A alteração está prevista na Lei nº 4.833, de 3 de agosto de 2026, que modifica a legislação estadual relacionada à distribuição da arrecadação. A nova norma estabelece que 25% da receita do ICMS e do IBS pertencem aos municípios, enquanto os outros 75% permanecem como receita do Estado.
No caso do IBS, a maior parte dos recursos destinados às prefeituras será distribuída conforme o tamanho da população. Esse critério ficará responsável por 80% da divisão dos valores.
A educação também passa a ter peso específico na distribuição. Outros 10% serão calculados com base no Índice de Qualidade da Educação Municipal, considerando indicadores relacionados à aprendizagem e ao aumento da equidade entre os estudantes.
A preservação ambiental responderá por 5% dos recursos. Para definir esse percentual, serão consideradas informações como a área ocupada por unidades de conservação e a avaliação dos municípios em critérios ambientais do Índice de Efetividade da Gestão Municipal (IEGM).
Os 5% restantes serão distribuídos igualmente entre todos os municípios acreanos, garantindo uma parcela de mesmo valor para cada prefeitura.
A legislação determina ainda que, para a definição dos índices, sejam utilizadas, como regra, informações referentes ao ano anterior ao período de apuração.
Outra mudança envolve o Conselho Deliberativo do Índice de Participação dos Municípios, que passa a ser chamado de CODIP/ICMS/IBS. O órgão terá entre suas atribuições a apuração e a publicação anual dos índices de participação do ICMS e do IBS.

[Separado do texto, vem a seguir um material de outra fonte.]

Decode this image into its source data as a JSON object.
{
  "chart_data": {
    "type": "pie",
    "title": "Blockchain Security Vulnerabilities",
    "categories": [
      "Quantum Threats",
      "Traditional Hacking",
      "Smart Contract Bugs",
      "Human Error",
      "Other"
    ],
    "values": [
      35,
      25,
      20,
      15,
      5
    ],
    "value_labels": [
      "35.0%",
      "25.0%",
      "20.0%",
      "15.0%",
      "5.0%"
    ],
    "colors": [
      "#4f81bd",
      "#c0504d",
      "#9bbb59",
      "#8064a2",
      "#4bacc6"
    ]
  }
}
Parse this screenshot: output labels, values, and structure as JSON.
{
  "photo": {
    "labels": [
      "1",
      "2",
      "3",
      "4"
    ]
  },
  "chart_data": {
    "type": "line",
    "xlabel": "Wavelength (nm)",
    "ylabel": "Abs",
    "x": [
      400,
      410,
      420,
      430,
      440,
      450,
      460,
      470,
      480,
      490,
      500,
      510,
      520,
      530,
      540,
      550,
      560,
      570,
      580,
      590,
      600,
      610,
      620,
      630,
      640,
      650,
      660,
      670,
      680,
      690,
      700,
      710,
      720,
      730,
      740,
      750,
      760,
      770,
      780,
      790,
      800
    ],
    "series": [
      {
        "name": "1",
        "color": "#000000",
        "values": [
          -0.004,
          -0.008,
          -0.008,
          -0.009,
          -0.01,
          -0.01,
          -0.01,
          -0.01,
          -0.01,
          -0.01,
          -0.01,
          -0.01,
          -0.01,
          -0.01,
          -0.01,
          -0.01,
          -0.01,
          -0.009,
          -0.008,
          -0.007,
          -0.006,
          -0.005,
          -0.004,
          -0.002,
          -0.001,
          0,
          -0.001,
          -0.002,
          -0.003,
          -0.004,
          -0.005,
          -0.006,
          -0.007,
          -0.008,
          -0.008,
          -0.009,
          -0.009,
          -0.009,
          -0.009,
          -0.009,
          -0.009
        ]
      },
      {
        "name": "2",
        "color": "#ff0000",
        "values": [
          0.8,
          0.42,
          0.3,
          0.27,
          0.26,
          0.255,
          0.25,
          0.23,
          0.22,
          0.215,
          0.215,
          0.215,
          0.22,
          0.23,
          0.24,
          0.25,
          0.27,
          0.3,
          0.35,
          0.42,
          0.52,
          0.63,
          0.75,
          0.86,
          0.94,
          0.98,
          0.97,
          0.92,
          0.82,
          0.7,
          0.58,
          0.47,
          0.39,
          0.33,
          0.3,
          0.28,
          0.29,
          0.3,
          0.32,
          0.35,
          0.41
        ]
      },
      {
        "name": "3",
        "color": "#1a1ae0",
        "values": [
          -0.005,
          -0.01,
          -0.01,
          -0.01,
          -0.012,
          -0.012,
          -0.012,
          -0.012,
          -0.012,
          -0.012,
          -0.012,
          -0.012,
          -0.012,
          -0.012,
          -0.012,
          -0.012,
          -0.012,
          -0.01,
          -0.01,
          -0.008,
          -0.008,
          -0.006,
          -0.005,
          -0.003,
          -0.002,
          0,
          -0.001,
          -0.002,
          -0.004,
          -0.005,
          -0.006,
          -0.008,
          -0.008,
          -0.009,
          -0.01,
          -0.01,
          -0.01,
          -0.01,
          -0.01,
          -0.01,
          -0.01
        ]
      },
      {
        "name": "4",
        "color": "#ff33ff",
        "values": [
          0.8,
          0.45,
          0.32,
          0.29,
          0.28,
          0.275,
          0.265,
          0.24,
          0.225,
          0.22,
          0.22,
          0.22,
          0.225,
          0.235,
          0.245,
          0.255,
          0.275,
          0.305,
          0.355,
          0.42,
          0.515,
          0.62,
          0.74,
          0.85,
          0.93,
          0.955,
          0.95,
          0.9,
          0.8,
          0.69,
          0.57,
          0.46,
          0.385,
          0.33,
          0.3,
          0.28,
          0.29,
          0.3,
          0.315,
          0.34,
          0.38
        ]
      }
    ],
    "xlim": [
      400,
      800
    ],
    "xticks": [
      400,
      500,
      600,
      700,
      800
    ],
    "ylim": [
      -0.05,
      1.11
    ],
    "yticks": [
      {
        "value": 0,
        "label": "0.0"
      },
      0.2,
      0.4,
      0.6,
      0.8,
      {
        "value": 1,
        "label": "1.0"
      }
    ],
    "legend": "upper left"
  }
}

O conselho também ficará responsável por analisar e julgar eventuais impugnações apresentadas pelos municípios em relação aos índices definidos para a distribuição dos recursos.
Na mesma edição do Diário Oficial do Estado, outra lei trouxe uma mudança relacionada à produção de café conilon no Acre. A Lei nº 4.834, também de 3 de agosto de 2026, altera a base de cálculo do ICMS nas vendas interestaduais de café conilon cru, em coco ou em grão produzido no estado.
Com a medida, a carga tributária efetiva passa a ser de 7% sobre o valor da operação. O benefício é direcionado exclusivamente a produtores rurais, sejam pessoas físicas ou jurídicas, estabelecidos no Acre.
A redução do imposto, porém, possui restrições. O benefício não se aplica às operações destinadas aos estados de Mato Grosso e Rondônia.
Nesses casos, o imposto deverá ser recolhido em cada operação antes do início da remessa. A legislação também determina que não poderão ser utilizados créditos para quitar o valor devido.